К убийствам он готовился очень тщательно. Человек он тренированный, бывалый, нервы у него стальные. Поэтому все занимало у него не более семи-десяти минут, плюс еще минуты три на оставление «улик». Он заранее выбирал место, где будет совершать убийство: каждый раз все ближе и ближе к Новоспасскому (ведь именно туда с весны переехал со своей лабораторией Ольгин).

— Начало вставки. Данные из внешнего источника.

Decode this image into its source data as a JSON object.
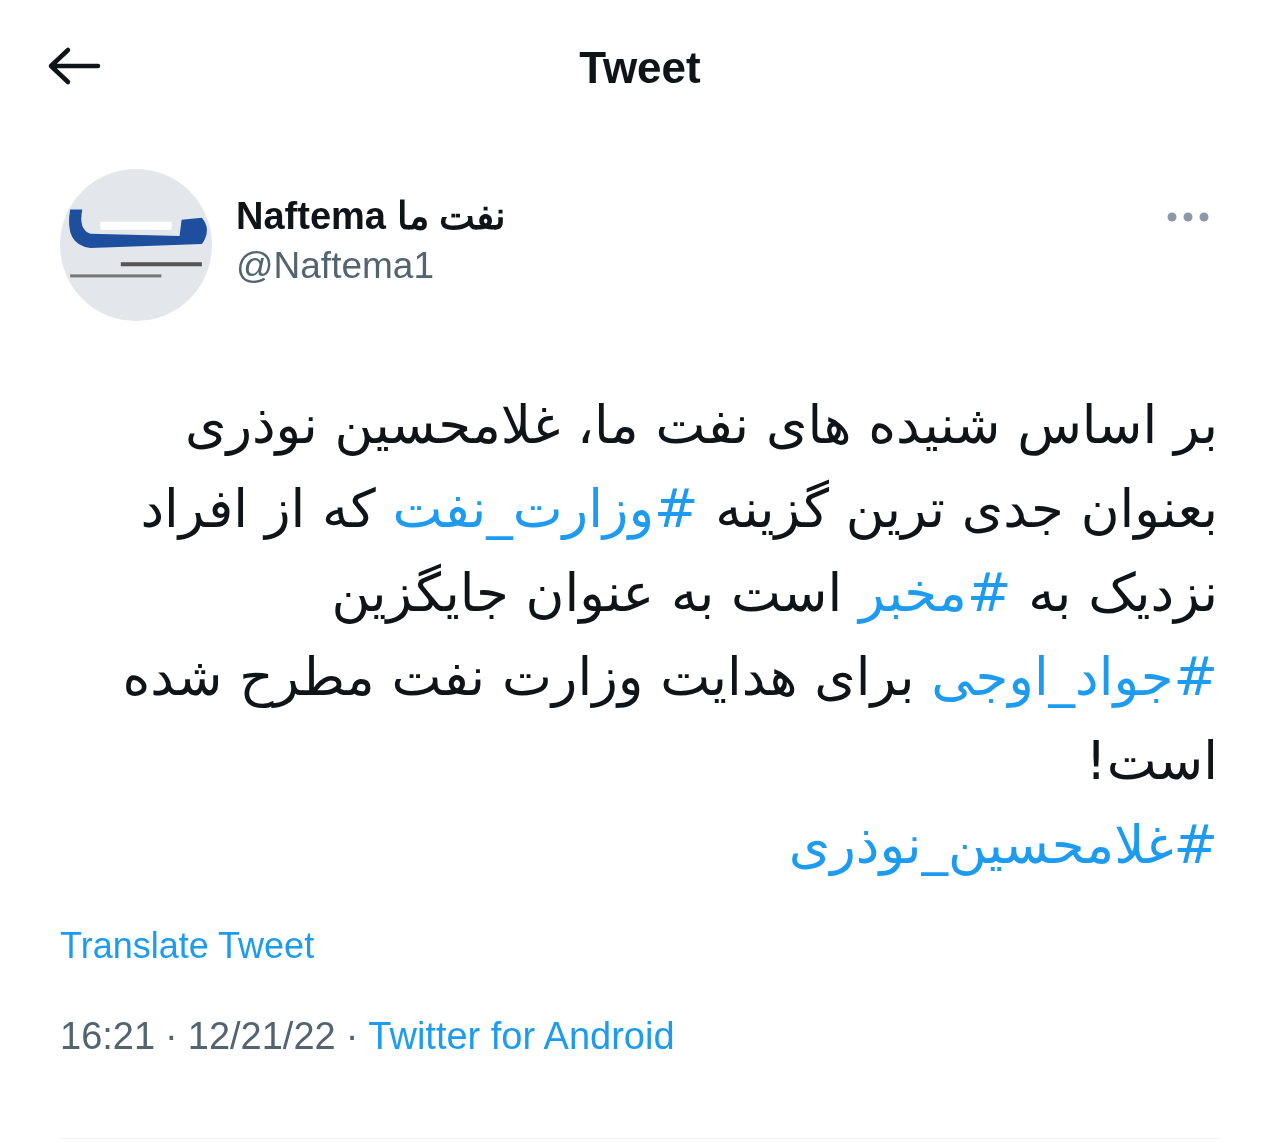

Приезжал на первой утренней электричке, затаивался. Перед нападением надевал прямо на одежду свой защитный костюм против химикатов: он компактный, его и в маленькой спортивной сумке с собой возить можно. Камни он взял, видимо, когда помогал Пухову, – всего два, их тоже привозил с собой. Костюм абсолютно защищает от брызг крови, да к тому же снабжен перчатками, а значит, нет риска наследить. А вот со следами ног он был очень осторожен. И вот, экипировавшись, он садился в засаду. Ему нужна была любая пожилая женщина в возрасте семидесяти лет. Найти подходящую жертву в Ильинском и Брянцеве, думаю, ему удалось не с первого раза, но в конце концов он подкараулил тех, кого хотел. Нападал сзади, бил камнем по голове, а дальше… Наступала очередь инсценировки. Извлеченный мозг – эту самую жуткую свою «визитку» он скорее всего складывал в какой-нибудь заранее приготовленный контейнер – может быть, простую банку с крышкой. Затем по дороге прятал, закапывал ее где-нибудь. Все это было уже ни к чему.

Дважды он оставил нам и другую «визитку» – босой смазанный след. Почему смазанный, спросишь? Ну во-первых, потому что надо было не обернуть его уликой против себя, а во-вторых, если бы мы вышли на Ольгина, именно такой смазанный след нам многое бы объяснил: убивает наркоман, с нарушениями координации движений.